When we got back home, Dee was still going on and on about the movie, so I stopped at the library after yoga one day and picked it up for her.

It’s three hours and 39 mins long and that is not counting from Judaism sprang the true religion that eventually begat the wonder that is democracy in the United States the greatest place on earth speech that de Mille gives before the film that prompted Dee to say,

“Just go to the menu and pick scene selection, Mom.”

As we watched the first night – and this was after a long day of training – I was reminded of all the times I must have watched this growing up because I easily recognized the bits that had been edited out for commercials when it ran on television. Usually it was Yul who got his lines cut, which is a shame because he is a hoot.

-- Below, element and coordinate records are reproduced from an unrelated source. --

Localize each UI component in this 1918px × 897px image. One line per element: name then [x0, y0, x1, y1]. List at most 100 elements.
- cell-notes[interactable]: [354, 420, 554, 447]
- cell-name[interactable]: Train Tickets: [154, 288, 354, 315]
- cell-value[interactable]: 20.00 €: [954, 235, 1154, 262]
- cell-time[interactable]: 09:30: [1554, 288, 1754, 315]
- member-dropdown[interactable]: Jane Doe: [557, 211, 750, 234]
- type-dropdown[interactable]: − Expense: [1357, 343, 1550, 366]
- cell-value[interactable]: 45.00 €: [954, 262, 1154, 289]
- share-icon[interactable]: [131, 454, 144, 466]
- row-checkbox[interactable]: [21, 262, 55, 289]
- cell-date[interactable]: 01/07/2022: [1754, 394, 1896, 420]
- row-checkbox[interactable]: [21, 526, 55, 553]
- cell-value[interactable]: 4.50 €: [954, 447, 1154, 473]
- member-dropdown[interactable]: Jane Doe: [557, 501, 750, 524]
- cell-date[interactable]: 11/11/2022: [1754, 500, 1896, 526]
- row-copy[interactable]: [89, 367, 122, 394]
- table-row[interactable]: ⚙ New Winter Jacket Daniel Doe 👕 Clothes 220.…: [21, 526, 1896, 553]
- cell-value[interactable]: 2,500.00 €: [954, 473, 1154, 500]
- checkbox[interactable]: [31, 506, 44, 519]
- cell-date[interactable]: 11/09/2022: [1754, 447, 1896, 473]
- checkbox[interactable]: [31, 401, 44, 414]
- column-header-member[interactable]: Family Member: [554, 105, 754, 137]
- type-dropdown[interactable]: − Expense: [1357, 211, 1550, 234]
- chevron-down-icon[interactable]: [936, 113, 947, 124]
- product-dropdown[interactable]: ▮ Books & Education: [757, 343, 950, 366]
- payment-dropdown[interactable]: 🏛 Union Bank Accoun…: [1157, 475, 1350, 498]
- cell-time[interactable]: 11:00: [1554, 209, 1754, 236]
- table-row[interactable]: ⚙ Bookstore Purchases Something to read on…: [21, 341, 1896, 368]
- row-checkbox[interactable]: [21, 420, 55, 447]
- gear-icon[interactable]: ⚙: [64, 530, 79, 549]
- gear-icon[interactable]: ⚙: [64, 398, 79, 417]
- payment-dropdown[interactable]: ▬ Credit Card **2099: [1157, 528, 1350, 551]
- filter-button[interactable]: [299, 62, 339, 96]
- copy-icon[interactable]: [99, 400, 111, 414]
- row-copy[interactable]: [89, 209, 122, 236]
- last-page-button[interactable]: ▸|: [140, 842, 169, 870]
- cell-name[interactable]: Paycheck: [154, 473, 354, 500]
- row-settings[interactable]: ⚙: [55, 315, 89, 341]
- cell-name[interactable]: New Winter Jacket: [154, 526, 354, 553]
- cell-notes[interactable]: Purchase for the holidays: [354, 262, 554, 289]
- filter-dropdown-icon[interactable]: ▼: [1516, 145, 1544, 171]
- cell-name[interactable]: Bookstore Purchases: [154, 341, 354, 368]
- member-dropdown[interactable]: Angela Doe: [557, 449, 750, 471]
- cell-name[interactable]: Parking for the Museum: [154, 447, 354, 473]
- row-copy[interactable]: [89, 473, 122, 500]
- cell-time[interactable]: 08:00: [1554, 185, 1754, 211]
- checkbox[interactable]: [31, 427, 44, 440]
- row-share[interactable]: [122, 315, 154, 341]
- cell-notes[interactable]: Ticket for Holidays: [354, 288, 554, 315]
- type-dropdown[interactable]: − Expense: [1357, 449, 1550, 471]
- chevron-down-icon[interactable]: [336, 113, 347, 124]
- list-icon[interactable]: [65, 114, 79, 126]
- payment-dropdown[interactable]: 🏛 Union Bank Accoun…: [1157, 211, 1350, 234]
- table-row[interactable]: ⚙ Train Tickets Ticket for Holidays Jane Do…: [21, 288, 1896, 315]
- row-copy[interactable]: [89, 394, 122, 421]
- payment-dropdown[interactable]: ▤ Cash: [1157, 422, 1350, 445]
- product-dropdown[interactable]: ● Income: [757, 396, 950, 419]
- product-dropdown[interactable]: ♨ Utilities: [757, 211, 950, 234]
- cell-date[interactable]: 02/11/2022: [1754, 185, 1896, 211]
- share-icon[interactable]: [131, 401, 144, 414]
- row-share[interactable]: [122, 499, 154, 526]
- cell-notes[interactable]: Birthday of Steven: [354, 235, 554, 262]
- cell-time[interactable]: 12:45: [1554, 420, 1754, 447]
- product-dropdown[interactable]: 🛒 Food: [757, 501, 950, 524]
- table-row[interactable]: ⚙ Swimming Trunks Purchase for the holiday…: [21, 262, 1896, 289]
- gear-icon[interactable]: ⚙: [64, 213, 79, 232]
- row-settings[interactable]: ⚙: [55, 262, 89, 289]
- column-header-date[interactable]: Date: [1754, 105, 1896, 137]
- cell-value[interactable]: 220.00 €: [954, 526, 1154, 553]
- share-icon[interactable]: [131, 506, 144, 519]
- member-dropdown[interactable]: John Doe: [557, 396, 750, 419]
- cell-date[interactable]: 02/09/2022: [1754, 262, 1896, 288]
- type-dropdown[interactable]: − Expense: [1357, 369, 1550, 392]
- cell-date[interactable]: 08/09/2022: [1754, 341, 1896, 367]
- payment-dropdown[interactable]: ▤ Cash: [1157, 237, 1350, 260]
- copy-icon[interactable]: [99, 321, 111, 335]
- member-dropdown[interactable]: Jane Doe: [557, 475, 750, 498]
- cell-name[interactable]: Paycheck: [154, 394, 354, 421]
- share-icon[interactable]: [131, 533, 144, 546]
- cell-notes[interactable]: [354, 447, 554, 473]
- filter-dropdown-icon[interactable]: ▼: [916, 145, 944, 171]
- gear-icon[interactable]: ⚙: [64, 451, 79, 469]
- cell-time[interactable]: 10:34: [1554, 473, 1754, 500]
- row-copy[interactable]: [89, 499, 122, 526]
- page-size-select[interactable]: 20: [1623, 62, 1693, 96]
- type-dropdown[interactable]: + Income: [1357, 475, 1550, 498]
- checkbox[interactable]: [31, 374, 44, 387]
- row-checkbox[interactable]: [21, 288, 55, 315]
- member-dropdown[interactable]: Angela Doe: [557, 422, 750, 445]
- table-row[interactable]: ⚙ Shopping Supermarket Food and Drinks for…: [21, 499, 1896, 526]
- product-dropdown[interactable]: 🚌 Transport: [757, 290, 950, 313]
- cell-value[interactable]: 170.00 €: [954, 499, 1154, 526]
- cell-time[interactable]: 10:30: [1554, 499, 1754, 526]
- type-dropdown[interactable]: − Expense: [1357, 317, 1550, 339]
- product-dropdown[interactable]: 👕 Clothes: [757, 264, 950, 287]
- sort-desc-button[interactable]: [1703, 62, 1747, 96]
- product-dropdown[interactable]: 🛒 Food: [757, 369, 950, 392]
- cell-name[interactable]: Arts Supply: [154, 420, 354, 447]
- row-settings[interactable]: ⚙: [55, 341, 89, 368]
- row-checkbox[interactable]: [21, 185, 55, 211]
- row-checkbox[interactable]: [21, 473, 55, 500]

Last night we watched part two which is the boring “let my people go”. Heston is quite impressive with that one line. Unfortunately they gave him a lot of other things to angst about too that really slow the movie down and his Elvira hair distracted.

After boring us with Moses’s time in exile, it surprises me that de Mille skipped most of the plagues, but he’d chewed up over two hours by the time Moses sees the burning bush and returns to Egypt and there was still Passover and a sea to part. The music swells in awesomely in the sea sequence. Still makes me tingle a bit.

Anyway, the last plague is – of course – death to the first-born of Egypt which the Hebrews ride out in their blood stained mud huts – which in retrospect is appropriate because their God is murdering innocents in their name, so smearing them with blood fits.

The superbly cheesy effect of the smoky hand of God, green and wispy, slithering across the moonlight sky before snaking to earth prompted me to think,

“Aw fuck, I forgot about the whole hand of God killing children thing.”

Dee was horrified.

“Why does God want to kill the little boy?”

Pharoah’s son –  if you know the story skip this – is of course smited by the hand of God to teach Pharoah a lesson. A lot of innocent children bite it in the Old Testament because God was, apparently, still working on his personal enlightenment. Perhaps he should have been paying more attention to the Asians because I believe they were busy coming up with what would the be basis for the Sutras and Buddhism. Although, if they had been God’s chosen, the concept of enlightenment might not have ever been discovered by humans at all.

When I was Dee’s age, I knew the story of Moses. The idea that God killed for no other reason than to teach lessons the hard way was not foreign to me and I was Catholic enough to accept this rather bloody-minded view that it was okay because it was God.

Dee has been deliberately distanced from Christianity in general. When Will died, I allowed her to believe in heaven and angels but I kept her ignorant of the hell and damnation component. Two reasons for that. First being that if she is going to believe in God in some fashion or other, I want her to do so without the fear factor. Too many people are religious for no other reason than they are afraid not to be and this, in my opinion, is the root cause of poor Christians. Second, there is no good reason to scare the crap out of children to promote blind obedience to any creed. That kind of nonsense is why Catholic priests were able to get away with abusing children and why Catholic schools were hotbeds of physical and emotional abuse as well.

“Baby, if there is a God, do you think he would kill little children?” I asked her.

“No,” she replied wide-eyed and very serious.

“Moses is a made up story. Churches used to tell horrible stories like this to scare people into believing and being good,” I said – and that’s about as age-appropriate simple as it gets.

“Why?”

“A very good question,” I said. “But I don’t know the answer.”

“God is a good person,” she assured me. “And Daddy Will and Grandpa live with him in heaven and do good things too.”

Seriously, can you wish more for your child than believing this?

But, naturally, the green glowing hand of God came back to slap me about a half hour after I’d put Dee in bed.

“Mom?’ came a plaintive wail from upstairs which I followed and discovered a wide-awake worried child at its tail.

“Can’t sleep?”

“It’s that hand of God,” she said.

Dang-it hand of God. Curse Cecil B. De Mille.